La sociedad colectiva es el tipo de las otras y la que se aparta menos de los principios del derecho civil; y por esta razón al tratar de ella, la redacción se ha contraído particularmente al establecimiento y desarrollo de las reglas que deben modificar esos principios en todo aquello que afecta más de cerca el interés legítimo del comercio.

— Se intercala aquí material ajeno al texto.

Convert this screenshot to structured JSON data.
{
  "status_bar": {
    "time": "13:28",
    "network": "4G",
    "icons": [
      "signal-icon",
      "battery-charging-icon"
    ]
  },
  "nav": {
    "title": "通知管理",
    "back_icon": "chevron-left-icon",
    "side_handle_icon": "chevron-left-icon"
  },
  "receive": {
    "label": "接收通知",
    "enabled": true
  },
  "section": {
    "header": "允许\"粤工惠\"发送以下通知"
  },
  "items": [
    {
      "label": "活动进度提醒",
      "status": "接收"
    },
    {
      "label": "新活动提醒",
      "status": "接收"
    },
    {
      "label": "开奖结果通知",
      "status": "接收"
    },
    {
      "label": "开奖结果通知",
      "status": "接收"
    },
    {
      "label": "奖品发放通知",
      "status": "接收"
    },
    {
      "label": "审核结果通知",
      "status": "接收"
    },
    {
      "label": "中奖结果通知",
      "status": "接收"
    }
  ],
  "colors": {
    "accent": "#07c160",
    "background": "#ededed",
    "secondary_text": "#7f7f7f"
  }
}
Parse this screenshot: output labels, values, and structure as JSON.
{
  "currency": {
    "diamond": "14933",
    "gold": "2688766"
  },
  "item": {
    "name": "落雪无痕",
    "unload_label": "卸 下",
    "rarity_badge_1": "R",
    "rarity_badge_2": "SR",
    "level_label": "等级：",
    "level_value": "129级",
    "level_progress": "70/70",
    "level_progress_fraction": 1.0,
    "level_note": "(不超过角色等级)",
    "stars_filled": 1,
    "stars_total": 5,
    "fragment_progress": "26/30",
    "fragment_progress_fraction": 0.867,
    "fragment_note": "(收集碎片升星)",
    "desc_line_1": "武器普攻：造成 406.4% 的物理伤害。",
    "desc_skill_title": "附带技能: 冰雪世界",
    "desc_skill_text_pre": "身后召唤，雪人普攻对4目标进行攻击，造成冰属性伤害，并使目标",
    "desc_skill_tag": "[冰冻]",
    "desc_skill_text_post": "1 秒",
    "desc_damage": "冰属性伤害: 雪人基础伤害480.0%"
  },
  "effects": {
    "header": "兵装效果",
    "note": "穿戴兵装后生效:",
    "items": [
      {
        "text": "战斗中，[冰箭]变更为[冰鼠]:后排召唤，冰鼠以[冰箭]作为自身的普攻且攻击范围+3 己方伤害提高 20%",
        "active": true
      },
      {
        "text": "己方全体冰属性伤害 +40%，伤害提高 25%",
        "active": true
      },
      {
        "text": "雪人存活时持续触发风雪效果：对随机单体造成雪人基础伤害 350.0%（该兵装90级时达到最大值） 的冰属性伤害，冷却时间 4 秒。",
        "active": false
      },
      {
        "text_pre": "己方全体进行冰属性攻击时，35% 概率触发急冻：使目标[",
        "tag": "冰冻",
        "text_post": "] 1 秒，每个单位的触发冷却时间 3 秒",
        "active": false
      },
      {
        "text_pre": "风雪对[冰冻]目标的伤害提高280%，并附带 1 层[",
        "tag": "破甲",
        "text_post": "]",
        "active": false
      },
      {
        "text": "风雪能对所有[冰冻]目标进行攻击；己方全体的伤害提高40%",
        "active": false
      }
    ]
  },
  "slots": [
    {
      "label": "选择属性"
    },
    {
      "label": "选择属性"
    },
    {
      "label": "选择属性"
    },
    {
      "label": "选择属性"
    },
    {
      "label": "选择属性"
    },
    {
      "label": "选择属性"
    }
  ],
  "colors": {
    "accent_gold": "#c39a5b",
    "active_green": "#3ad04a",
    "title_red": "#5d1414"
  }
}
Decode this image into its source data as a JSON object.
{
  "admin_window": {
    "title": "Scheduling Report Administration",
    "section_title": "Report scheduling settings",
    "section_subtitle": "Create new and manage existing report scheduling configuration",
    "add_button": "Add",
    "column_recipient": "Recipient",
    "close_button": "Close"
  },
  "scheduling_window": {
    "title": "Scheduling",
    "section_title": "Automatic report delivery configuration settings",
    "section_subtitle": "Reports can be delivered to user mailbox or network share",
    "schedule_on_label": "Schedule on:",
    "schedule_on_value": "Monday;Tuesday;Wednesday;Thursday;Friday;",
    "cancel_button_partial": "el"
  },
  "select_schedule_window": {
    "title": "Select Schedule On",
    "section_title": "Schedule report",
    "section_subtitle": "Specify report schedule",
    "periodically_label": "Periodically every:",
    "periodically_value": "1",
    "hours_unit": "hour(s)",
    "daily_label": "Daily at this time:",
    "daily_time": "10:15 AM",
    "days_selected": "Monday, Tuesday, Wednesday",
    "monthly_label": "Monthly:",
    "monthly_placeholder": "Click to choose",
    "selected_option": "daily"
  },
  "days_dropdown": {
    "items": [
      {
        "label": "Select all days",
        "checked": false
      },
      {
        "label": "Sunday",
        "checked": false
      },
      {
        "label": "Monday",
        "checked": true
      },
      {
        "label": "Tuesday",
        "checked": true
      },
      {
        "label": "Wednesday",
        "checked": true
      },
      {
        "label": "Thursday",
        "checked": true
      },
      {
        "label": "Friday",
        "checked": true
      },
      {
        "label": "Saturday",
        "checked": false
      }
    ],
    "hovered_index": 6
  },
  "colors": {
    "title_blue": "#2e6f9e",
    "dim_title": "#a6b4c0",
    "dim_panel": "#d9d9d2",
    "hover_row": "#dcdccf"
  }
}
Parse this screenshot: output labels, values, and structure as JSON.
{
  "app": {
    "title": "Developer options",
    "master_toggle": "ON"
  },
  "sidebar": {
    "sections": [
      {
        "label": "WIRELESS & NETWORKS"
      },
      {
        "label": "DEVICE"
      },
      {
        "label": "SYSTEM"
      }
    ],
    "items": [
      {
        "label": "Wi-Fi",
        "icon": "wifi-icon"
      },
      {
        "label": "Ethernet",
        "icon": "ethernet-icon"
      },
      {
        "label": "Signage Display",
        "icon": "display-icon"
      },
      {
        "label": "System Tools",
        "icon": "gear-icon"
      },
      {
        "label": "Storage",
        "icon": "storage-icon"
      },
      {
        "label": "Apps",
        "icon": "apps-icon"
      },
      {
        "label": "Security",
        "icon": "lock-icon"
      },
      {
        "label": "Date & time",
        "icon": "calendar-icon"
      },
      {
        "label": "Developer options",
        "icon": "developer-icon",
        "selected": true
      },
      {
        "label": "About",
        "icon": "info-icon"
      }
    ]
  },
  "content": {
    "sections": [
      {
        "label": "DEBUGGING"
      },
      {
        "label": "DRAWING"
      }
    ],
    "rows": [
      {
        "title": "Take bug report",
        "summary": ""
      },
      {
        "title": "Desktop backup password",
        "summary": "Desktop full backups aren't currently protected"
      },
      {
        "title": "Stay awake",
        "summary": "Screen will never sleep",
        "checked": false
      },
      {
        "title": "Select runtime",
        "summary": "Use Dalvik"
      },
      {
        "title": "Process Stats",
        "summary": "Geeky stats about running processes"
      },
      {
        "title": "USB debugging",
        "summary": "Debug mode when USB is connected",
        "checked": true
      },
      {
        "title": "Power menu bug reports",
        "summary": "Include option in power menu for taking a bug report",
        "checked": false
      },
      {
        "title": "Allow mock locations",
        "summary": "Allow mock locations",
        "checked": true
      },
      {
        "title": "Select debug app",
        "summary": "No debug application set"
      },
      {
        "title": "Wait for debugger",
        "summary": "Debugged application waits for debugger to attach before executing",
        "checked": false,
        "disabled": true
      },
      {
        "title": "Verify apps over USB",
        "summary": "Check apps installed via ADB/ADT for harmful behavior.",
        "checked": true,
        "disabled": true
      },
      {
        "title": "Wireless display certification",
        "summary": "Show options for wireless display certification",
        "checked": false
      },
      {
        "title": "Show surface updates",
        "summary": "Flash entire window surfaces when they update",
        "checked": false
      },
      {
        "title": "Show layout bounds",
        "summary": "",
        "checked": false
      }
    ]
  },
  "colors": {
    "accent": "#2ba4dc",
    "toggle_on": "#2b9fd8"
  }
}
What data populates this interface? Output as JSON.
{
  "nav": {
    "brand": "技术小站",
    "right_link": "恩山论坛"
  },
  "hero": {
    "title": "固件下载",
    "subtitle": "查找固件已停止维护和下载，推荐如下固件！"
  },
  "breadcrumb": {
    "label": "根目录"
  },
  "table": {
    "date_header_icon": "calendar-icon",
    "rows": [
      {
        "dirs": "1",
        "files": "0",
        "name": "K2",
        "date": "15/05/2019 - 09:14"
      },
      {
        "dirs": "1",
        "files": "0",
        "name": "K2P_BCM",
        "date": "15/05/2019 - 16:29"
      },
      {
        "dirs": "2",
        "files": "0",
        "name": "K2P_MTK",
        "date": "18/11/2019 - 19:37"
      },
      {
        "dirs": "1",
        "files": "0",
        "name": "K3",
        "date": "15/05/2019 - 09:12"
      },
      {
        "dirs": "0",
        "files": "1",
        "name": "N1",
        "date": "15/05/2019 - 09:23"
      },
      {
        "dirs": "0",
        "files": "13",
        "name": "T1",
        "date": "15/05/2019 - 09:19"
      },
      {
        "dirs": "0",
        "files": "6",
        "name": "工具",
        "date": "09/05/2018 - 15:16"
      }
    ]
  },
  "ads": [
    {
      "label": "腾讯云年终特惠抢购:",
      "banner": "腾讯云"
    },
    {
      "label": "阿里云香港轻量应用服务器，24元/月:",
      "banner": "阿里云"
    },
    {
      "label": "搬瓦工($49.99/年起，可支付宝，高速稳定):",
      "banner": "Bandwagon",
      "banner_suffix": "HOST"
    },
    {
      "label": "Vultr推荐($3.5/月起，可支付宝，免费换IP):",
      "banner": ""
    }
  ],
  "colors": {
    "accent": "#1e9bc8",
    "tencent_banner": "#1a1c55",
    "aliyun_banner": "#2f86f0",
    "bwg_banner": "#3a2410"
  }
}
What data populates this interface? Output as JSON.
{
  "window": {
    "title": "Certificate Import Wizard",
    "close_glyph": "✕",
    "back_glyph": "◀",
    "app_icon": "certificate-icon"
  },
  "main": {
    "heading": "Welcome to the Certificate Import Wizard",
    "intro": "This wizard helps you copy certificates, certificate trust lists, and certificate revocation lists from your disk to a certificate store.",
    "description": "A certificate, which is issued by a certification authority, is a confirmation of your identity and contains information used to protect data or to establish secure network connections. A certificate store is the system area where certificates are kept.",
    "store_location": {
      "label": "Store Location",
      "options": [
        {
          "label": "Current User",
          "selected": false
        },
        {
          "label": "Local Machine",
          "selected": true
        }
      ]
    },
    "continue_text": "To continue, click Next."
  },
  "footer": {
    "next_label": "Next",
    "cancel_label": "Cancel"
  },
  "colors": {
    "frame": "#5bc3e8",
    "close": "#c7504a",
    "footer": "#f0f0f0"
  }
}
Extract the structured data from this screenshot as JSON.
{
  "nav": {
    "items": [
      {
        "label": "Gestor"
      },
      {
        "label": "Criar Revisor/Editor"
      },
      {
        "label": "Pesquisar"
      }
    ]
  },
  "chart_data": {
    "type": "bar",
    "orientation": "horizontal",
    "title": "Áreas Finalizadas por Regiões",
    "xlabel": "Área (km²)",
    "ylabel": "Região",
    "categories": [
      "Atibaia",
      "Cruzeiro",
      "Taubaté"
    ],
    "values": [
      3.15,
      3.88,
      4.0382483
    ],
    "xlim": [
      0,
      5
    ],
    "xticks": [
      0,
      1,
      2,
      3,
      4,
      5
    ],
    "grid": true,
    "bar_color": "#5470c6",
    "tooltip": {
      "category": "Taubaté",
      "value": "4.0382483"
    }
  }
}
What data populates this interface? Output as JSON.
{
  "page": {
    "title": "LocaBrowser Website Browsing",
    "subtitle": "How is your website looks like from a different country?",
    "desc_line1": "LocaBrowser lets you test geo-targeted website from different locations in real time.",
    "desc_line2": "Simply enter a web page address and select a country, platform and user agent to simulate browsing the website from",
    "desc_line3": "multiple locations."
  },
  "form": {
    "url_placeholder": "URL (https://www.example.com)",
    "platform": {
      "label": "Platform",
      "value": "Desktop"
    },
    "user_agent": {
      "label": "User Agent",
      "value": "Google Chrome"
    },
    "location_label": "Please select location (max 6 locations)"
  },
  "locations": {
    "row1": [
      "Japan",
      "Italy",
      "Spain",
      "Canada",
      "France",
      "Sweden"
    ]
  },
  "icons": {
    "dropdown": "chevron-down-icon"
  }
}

En el desenvolvimiento de este plan, el Proyecto prescribe que la constitución y prueba de la existencia, disolución, prórroga y modificación de la sociedad se hagan por escritura pública, debidamente inscrita, fijada y publicada, so pena de nulidad absoluta entre los socios; reglamenta con acierto el uso de la razón social que personifica la sociedad colectiva; extiende a todos los socios la solidaridad de las obligaciones contraídas en nombre social, que la Ordenanza limita a "aquellos bajo cuya firma corriere la compañía"; agrega útiles principios de administración, dirigidos a regularizarla en todas sus relaciones; introduce un sistema expedito de liquidación y fija con precisión la forma del nombramiento y las facultades del liquidador; y, finalmente, introduce también la prescripción quinquenal a favor de los socios que no intervienen en la liquidación, dejando sujeta a las disposiciones del derecho civil la prescripción de las acciones contra los socios liquidadores y las de los socios entre sí.

La ley de 8 de noviembre de 1854 sobre sociedades anónimas ha sido incorporada en el Proyecto con las supresiones que hacía inevitables el hecho mismo de su incorporación, las agregaciones conducentes a la perfección del sistema adoptado en ellas, y ciertas modificaciones de mero orden y redacción. La conveniencia de esta ley tiene a su favor la práctica de algunos años, y se ha creído prudente mantener su letra y espíritu en toda su integridad.

El Código Civil establece los dos principios fundamentales de la comandita simple; pero no bastando ellos para remover las dudas que ocurren en la práctica, se ha juzgado absolutamente necesario reglamentar su aplicación, y añadir algunas disposiciones que complementen el régimen de esa sociedad.

Para cumplir este designio, el Proyecto extiende la solidaridad al comanditario que tolera la inserción de su nombre en la razón social; designa las cosas que no puede llevar a la sociedad por vía de capital; le confiere derecho para exigir a los socios gestores la devolución de las cantidades excedentes de su aporte que hubiere pagado a los acreedores sociales por haberse mezclado en la administración o tolerado la enunciada inserción; describe los actos que puede ejecutar sin perder su carácter y exenciones; y, últimamente, cierra el párrafo relativo a la comandita simple, declarando que en caso de duda la sociedad se reputa colectiva.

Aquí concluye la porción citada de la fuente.